Lyrica, a drug linked to depression and anxiety, now the top pain medication on the PBS

Lucy Pallot

Lucy Pallot had never experienced the lows of depression and anxiety until she started taking pregabalin.

“I would never even think about suicidal thoughts and that was the only thing we can pin it to, is the Lyrica. That’s all,” said Ms Pallot, 25, from Bairnsdale in Victoria’s east.

She was taking what is now the most commonly prescribed subscription medication for pain in Australia, pregabalin, which is sold under the brand name Lyrica.

Doctors issued 4.1 million scripts for the drug last year.

Ms Pallot, along with a growing number of health professionals and other patients, is now questioning whether pregabalin is being incorrectly prescribed to make up for inadequate specialist healthcare in regional Australia.

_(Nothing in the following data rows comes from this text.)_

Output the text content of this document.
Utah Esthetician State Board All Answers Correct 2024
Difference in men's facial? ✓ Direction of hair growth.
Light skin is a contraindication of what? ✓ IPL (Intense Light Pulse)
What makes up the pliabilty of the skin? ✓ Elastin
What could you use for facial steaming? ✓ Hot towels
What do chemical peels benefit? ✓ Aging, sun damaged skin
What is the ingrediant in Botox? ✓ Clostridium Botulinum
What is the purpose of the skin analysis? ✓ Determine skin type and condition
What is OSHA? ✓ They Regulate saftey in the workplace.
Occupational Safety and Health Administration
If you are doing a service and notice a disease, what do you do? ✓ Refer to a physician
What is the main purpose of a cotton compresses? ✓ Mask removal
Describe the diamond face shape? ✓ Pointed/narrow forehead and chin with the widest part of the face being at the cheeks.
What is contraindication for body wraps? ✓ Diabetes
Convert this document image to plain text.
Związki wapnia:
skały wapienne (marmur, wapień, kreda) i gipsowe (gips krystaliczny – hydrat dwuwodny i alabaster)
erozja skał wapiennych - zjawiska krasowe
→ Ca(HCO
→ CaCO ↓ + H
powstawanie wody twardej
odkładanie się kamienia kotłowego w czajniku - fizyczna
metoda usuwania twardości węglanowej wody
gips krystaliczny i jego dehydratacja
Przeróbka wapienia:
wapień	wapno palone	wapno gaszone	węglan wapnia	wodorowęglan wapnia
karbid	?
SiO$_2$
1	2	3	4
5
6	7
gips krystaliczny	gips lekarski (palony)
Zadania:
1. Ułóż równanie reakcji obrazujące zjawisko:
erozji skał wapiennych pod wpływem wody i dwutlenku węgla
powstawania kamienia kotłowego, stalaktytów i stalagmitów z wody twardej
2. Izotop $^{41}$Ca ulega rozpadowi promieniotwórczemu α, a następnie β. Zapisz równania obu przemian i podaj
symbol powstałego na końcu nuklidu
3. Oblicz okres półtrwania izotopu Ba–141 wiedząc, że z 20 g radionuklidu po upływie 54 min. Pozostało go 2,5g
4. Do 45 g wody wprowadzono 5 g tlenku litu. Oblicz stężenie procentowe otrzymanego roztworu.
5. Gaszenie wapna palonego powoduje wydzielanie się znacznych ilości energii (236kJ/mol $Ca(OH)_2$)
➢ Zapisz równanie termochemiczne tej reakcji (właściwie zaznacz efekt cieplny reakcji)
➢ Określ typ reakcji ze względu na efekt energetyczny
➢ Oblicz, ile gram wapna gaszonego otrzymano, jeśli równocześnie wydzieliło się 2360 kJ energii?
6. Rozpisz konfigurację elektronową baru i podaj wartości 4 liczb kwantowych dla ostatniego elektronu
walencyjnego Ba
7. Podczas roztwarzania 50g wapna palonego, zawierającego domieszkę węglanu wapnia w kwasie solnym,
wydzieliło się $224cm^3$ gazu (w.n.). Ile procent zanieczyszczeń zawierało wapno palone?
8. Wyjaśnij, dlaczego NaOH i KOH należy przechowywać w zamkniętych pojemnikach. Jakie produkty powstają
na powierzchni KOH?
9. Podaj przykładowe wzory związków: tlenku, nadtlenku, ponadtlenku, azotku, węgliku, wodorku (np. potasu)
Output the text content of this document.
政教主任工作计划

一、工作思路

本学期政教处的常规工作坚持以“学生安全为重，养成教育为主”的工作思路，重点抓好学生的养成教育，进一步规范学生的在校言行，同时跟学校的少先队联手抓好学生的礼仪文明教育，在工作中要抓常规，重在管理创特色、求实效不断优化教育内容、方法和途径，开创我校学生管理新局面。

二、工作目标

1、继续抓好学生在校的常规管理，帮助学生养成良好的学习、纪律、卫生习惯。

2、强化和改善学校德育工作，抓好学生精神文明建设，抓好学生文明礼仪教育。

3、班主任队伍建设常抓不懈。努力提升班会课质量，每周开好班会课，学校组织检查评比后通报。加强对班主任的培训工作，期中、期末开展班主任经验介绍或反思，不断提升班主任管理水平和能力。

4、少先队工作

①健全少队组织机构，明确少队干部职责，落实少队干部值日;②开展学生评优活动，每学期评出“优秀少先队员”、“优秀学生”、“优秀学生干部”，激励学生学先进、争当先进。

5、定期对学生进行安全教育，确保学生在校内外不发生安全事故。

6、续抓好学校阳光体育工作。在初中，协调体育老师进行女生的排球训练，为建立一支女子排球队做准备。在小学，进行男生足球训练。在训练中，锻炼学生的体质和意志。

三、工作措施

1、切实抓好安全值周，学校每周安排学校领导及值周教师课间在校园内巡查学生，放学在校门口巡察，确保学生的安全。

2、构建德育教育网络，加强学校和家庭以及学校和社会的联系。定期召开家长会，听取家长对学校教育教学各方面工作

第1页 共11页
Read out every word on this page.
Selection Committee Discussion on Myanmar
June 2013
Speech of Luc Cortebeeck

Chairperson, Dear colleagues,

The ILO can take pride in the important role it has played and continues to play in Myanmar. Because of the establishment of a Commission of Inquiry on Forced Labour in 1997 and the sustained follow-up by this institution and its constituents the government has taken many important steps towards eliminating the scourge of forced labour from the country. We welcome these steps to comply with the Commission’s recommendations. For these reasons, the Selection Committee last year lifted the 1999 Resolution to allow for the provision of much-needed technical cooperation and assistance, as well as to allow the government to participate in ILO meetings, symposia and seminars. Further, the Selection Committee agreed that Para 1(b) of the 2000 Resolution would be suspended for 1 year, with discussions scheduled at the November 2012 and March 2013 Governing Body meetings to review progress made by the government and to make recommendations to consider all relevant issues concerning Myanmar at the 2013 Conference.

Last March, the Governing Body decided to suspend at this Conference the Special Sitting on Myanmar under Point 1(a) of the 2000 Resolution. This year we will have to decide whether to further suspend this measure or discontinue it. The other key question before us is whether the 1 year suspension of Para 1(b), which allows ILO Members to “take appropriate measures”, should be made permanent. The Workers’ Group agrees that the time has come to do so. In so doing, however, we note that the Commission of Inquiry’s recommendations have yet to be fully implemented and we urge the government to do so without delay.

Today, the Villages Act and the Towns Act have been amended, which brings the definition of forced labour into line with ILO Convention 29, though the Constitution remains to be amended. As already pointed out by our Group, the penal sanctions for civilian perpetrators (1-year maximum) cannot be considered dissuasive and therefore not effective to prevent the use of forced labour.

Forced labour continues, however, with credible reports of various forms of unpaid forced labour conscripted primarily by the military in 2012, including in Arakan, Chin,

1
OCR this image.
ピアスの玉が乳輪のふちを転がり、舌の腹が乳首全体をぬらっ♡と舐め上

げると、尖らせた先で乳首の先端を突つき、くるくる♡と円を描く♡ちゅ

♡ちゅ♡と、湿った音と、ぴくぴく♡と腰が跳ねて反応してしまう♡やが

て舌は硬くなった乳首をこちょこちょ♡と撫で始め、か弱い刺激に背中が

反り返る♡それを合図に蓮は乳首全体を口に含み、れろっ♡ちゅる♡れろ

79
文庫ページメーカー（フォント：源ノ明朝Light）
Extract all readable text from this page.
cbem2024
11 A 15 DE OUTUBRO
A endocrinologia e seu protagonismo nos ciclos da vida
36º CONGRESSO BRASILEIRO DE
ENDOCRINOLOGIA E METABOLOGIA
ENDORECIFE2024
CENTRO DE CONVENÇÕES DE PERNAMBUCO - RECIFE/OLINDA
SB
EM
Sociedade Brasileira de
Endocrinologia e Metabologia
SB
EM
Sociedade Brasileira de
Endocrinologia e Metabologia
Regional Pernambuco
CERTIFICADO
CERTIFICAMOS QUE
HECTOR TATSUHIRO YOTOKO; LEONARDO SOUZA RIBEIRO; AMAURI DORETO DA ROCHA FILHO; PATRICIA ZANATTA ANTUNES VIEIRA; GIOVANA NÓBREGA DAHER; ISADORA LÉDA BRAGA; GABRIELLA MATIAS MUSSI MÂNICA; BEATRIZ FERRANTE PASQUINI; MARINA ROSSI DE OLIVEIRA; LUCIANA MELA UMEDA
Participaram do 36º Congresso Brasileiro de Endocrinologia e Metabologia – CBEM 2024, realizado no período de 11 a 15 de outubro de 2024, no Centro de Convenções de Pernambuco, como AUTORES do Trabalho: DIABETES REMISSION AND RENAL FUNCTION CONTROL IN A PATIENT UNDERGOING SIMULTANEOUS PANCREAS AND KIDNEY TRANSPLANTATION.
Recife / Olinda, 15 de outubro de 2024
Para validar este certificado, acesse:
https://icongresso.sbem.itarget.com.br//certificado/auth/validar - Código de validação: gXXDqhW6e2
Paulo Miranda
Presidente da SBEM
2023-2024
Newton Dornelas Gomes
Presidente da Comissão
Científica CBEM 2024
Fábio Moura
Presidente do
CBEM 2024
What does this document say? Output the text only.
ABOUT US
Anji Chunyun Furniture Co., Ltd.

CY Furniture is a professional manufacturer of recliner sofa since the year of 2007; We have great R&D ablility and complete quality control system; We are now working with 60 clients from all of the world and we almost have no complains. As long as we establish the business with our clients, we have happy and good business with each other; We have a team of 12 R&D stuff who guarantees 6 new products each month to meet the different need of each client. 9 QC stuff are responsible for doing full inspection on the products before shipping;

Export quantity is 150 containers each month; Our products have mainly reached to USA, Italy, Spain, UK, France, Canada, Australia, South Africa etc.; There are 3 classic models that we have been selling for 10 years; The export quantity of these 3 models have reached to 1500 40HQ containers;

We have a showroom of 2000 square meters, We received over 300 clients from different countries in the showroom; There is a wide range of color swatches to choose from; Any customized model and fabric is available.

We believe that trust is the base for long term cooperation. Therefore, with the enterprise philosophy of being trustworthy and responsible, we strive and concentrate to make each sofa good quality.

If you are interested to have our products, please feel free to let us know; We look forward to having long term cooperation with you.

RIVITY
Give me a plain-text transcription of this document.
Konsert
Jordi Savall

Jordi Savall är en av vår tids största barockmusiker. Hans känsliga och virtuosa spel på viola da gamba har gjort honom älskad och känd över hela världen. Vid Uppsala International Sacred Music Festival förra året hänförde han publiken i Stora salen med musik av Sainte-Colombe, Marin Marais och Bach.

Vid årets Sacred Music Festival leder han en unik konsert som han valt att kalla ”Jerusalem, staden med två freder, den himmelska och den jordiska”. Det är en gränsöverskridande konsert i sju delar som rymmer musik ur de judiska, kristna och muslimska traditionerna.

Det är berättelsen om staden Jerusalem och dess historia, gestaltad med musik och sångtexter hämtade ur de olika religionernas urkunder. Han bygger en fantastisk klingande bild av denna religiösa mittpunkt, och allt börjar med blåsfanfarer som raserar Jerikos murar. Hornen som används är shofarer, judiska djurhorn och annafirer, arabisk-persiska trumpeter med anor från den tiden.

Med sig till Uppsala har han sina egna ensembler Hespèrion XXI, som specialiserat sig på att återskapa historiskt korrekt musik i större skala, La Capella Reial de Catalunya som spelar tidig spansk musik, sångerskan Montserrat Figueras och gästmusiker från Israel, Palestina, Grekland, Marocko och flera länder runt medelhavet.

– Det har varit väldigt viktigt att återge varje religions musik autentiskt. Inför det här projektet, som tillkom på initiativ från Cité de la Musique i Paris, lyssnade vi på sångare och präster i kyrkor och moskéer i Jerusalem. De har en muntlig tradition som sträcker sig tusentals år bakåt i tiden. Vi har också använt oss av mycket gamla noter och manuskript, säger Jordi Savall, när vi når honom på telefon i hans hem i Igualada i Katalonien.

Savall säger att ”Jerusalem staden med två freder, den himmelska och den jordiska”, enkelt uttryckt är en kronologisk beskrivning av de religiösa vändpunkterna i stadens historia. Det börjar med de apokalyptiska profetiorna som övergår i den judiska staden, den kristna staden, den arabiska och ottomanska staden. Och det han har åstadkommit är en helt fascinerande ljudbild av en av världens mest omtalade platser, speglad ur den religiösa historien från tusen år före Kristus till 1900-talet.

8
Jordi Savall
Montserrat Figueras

In 2017, Ms Pallot, who has type one diabetes, was working in a beauty salon in Melbourne when she went to a doctor complaining of restless legs.

“The doctor who prescribed it to me didn’t do any tests. She just said ‘take this, it will help you sleep’,” she said.

“[It was if the doctor said] medicate yourself, and if it gets worse, have more.”

So that is what Ms Pallot did.

She upped her daily dose from 25 milligrams to 250 milligrams, and within eight months she was addicted and critically ill.

She weighed just 49 kilograms, suffered blurred vision, and had the heart rate of an 80-year-old.

“I ended up losing about 35 kilograms in three months and I was put in hospital for about four to five weeks in ICU in Melbourne because I had anorexia,” Ms Pallot said.

“There were times I would be rocking. I was fully, mentally unwell.

“And I had this brain fog where I would try to say something but the words wouldn’t come out.”